Cybersecurity researchers have identified a new variant of the Android banking trojan TrickMo, equipped with enhanced features for evading detection and capturing victims’ banking credentials through fake login screens.
According to Cleafy security researchers Michele Roviello and Alessandro Strino, TrickMo uses techniques like malformed ZIP files and JSONPacker, along with an anti-analysis dropper app, to avoid detection and complicate analysis by security professionals. Originally spotted in September 2019 by CERT-Bund, TrickMo has a history of targeting Android users in Germany to steal one-time passwords (OTPs) and other 2FA codes for financial fraud.
Linked to the defunct TrickBot cybercrime group, the trojan has evolved with advanced obfuscation tactics. Its capabilities include screen recording, keystroke logging, harvesting photos and SMS messages, and remotely controlling infected devices to execute on-device fraud (ODF). It also exploits Android’s accessibility services API to conduct HTML overlay attacks and perform clicks and gestures on the device.
The malware’s dropper app, disguised as the Google Chrome browser, prompts users to update Google Play Services by clicking a “Confirm” button, further facilitating the infection process.
If the user proceeds with the update prompt, an APK disguised as “Google Services” is downloaded, and the user is prompted to enable accessibility services for this new app.
While accessibility services are intended to aid users with disabilities by offering alternative ways to interact with their devices, malicious apps like TrickMo exploit these services to gain extensive control. This elevated access allows TrickMo to intercept SMS messages, manage notifications to capture or conceal authentication codes, and execute HTML overlay attacks to steal credentials. It can also bypass keyguards, automatically accept permissions, and deeply integrate into the device’s operations.
Moreover, TrickMo’s misuse of accessibility services enables it to disable key security features, block system updates, auto-grant permissions, and prevent the uninstallation of specific apps, making it highly persistent and difficult to remove.

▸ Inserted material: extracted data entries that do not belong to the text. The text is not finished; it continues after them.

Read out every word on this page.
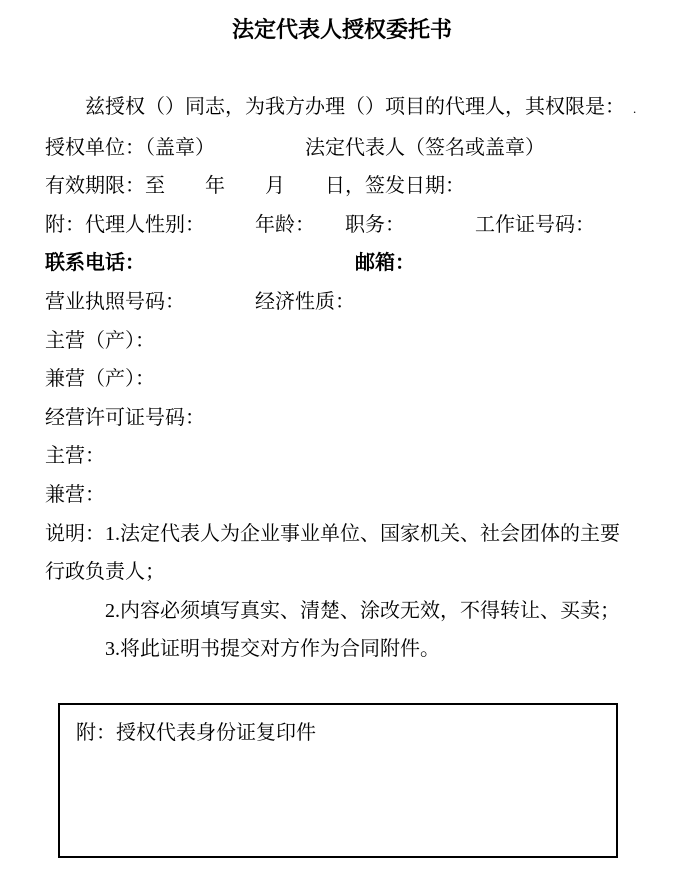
法定代表人授权委托书
兹授权（）同志，为我方办理（）项目的代理人，其权限是： .
授权单位：（盖章）　　　　　法定代表人（签名或盖章）
有效期限：至　　年　　月　　日，签发日期：
附：代理人性别：　　　年龄：　　职务：　　　　工作证号码：
联系电话：　　　　　　　　　　　邮箱：
营业执照号码：　　　　经济性质：
主营（产）：
兼营（产）：
经营许可证号码：
主营：
兼营：
说明：1.法定代表人为企业事业单位、国家机关、社会团体的主要
行政负责人；
　　　2.内容必须填写真实、清楚、涂改无效，不得转让、买卖；
　　　3.将此证明书提交对方作为合同附件。
附：授权代表身份证复印件
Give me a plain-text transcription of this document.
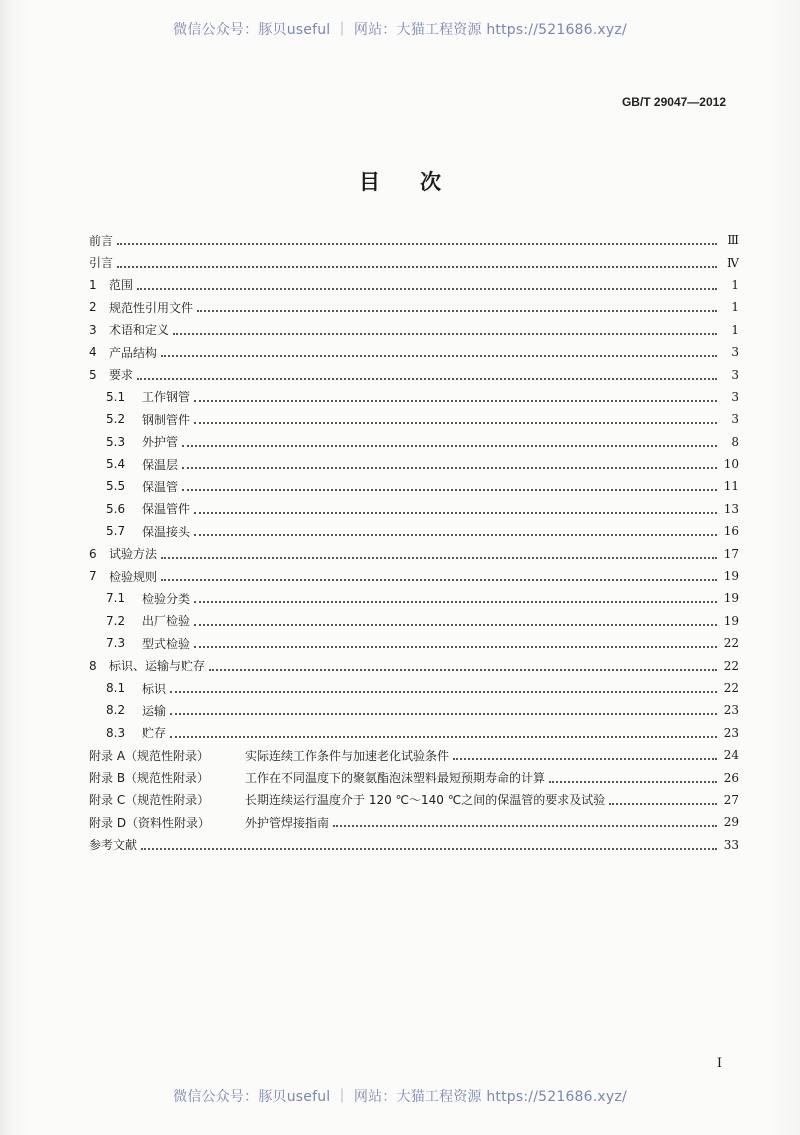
微信公众号：豚贝useful ｜ 网站：大猫工程资源 https://521686.xyz/
GB/T 29047—2012
目次
前言	Ⅲ
引言	Ⅳ
1	范围	1
2	规范性引用文件	1
3	术语和定义	1
4	产品结构	3
5	要求	3
5.1	工作钢管	3
5.2	钢制管件	3
5.3	外护管	8
5.4	保温层	10
5.5	保温管	11
5.6	保温管件	13
5.7	保温接头	16
6	试验方法	17
7	检验规则	19
7.1	检验分类	19
7.2	出厂检验	19
7.3	型式检验	22
8	标识、运输与贮存	22
8.1	标识	22
8.2	运输	23
8.3	贮存	23
附录 A（规范性附录）	实际连续工作条件与加速老化试验条件	24
附录 B（规范性附录）	工作在不同温度下的聚氨酯泡沫塑料最短预期寿命的计算	26
附录 C（规范性附录）	长期连续运行温度介于 120 ℃～140 ℃之间的保温管的要求及试验	27
附录 D（资料性附录）	外护管焊接指南	29
参考文献	33
I
微信公众号：豚贝useful ｜ 网站：大猫工程资源 https://521686.xyz/
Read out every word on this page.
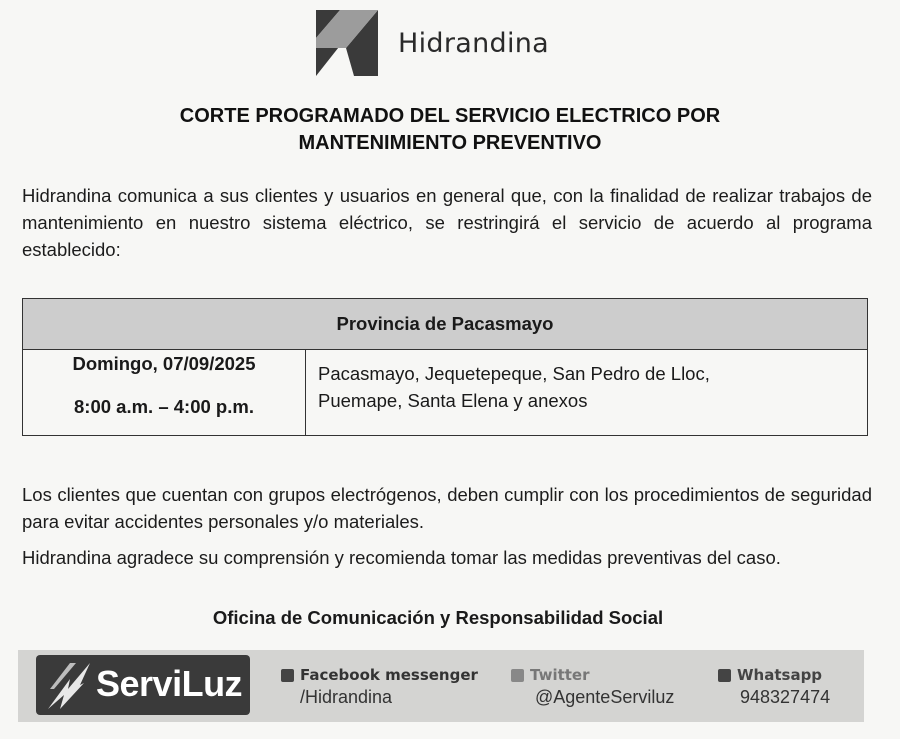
Hidrandina
CORTE PROGRAMADO DEL SERVICIO ELECTRICO POR
MANTENIMIENTO PREVENTIVO
Hidrandina comunica a sus clientes y usuarios en general que, con la finalidad de realizar trabajos de mantenimiento en nuestro sistema eléctrico, se restringirá el servicio de acuerdo al programa establecido:
Provincia de Pacasmayo
Domingo, 07/09/2025
8:00 a.m. – 4:00 p.m.
Pacasmayo, Jequetepeque, San Pedro de Lloc,
Puemape, Santa Elena y anexos
Los clientes que cuentan con grupos electrógenos, deben cumplir con los procedimientos de seguridad para evitar accidentes personales y/o materiales.
Hidrandina agradece su comprensión y recomienda tomar las medidas preventivas del caso.
Oficina de Comunicación y Responsabilidad Social
ServiLuz	Facebook messenger
/Hidrandina
Twitter
@AgenteServiluz
Whatsapp
948327474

Cleafy’s analysis revealed misconfigurations in TrickMo’s command-and-control (C2) server that exposed 12 GB of sensitive data, including credentials and photos, without requiring authentication. The C2 server also hosts HTML files used in overlay attacks, featuring fake login pages for various services, including banks like ATB Mobile and Alpha Bank, as well as cryptocurrency platforms such as Binance.
This security lapse not only underscores a significant operational security (OPSEC) error by the threat actors but also increases the risk of victims’ data being exploited by other cybercriminals. The exposed data could be used for identity theft, unauthorized account access, financial fraud, and even locking victims out of their accounts by resetting passwords.
Attackers can use the leaked personal information and images to craft convincing phishing messages, further tricking victims into disclosing more information or performing malicious actions. The misuse of such detailed personal data can lead to immediate financial losses, reputational damage, and long-term impacts, complicating the recovery process for victims.
This disclosure coincides with Google’s ongoing efforts to improve security around sideloading, enabling third-party developers to detect if their apps are sideloaded using the Play Integrity API, and encouraging users to download apps directly from Google Play to ensure security.